A história da princesa demorava "três quartos de hora" a tomar chocolate
07 jul. 2023
O chocolate era uma das iguarias preferidas dos reis e rainhas portugueses – este doce tinha sempre lugar à mesa real.
No século XVIII, o chocolate era servido de várias formas. Quando visitar o Palácio Nacional de Queluz, encontrará na Sala das Merendas alguns objetos que sugerem o gosto da família real por este doce: existe uma chocolateira de porcelana, que fazia parte do serviço de D. Pedro III, encomendado especificamente para aquele palácio; E uma chocolateira de prata, que tem um molinete, uma peça que servia para mexer o chocolate e, assim, fazer com que este não ficasse muito grosso no fundo do recipiente.
Mas nem todos comiam chocolate num ápice – havia uma princesa que dava verdadeiras dores de cabeça às suas aias logo pela manhã. Antes de saber porquê, fique a conhecer a sua história.
Carlota Joaquina de Bourbon nasceu em Aranjuez, em 1775. Era a filha primogénita de Carlos IV de Espanha – era, por isso, imprescindível que tivesse um bom casamento. Assim, com apenas 10 anos, casa-se com o infante D. João, filho da rainha D. Maria I de Portugal, fortalecendo os laços entre as nações vizinhas.
Carlota Joaquina era, na verdade, uma criança quando chegou a Portugal. E, como todas as crianças, tinha as suas ‘birras’. Uma delas era precisamente por causa do chocolate que tinha de tomar ao pequeno-almoço. “(...) Esta manhã para se calçar, colocar o espartilho e tomar o chocolate, [a princesa] esteve desde as 8 até às 10 horas; por mais que lhe dissessem para se despachar, não reagia e ainda se demorava mais; enquanto tomava o chocolate, estava também a infanta D. Mariana, que disse esta manhã que nunca na sua vida tinha visto alguém levar tanto tempo para tomar o chocolate, pois demorou mais de três quartos de hora (…)”, lê-se numa carta escrita em outubro de 1785 por Ana Miquelina, aia da princesa Carlota Joaquina, para sua mãe, Luísa de Parma, Princesa das Astúrias.

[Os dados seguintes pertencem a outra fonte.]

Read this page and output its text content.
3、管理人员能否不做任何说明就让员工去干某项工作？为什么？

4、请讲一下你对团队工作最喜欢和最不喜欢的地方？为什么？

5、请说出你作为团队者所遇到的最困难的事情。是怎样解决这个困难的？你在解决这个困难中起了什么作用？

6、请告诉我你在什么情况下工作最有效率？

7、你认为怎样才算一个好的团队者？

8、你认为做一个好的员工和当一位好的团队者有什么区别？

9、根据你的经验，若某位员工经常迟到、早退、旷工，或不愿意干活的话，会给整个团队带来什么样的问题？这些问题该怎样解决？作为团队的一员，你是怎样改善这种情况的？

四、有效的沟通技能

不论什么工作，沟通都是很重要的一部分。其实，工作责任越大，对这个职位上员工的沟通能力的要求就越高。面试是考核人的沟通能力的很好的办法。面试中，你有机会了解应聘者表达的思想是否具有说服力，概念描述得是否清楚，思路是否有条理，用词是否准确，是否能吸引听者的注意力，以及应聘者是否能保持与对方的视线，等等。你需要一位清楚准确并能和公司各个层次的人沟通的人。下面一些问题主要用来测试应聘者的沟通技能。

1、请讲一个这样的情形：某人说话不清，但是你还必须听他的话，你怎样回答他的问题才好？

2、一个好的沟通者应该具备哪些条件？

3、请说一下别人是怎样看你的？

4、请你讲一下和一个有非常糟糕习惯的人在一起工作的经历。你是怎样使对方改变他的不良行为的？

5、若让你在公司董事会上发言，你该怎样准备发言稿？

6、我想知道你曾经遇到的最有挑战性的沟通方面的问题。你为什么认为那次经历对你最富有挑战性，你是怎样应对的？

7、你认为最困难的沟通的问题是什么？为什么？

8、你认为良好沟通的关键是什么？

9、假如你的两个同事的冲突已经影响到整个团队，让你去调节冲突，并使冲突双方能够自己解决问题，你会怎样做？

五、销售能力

A verdade é que, apesar de Carlota Joaquina aparentar não ser fã desta iguaria, o resto da família real adorava deliciar-se com um bom chocolate. De tal forma que, anos mais tarde, no século XIX, a o hábito de tomar chocolate quente foi levado para o Palácio da Pena, onde reis, rainhas, príncipes e princesas passavam férias. Se visitar a cozinha deste palácio, verá que, por entre tachos, panelas, travessas e frigideiras, encontrará também chocolateiras.
Quanto a Carlota Joaquina, a vida acabou por tomar rumos um pouco mais amargos. Com apenas 13 anos, torna-se rainha de Portugal (mulher de D. João VI), mas isso não significa que tenha tido uma vida fácil. Viveu períodos conturbados da História de Portugal, como as invasões francesas e a fuga da família real para o Brasil, em 1807. De regresso a Portugal, Carlota Joaquina ficou com o Palácio de Queluz praticamente só para si, mas pelas piores razões: a rainha viveu exilada e vigiada pela polícia secreta do rei, entre Queluz e a Quinta do Ramalhão, por se ter recusado a jurar a Constituição Liberal e continuar associada ao movimento absolutista, conspirando contra o Rei e apoiando o filho D. Miguel. Ali passou os últimos anos da sua vida, acompanhada pelas filhas mais novas e pela princesa viúva D. Francisca Benedita. Morreu no Palácio de Queluz, em 1830, e foi velada na Sala do Trono, onde foi colocada em câmara ardente.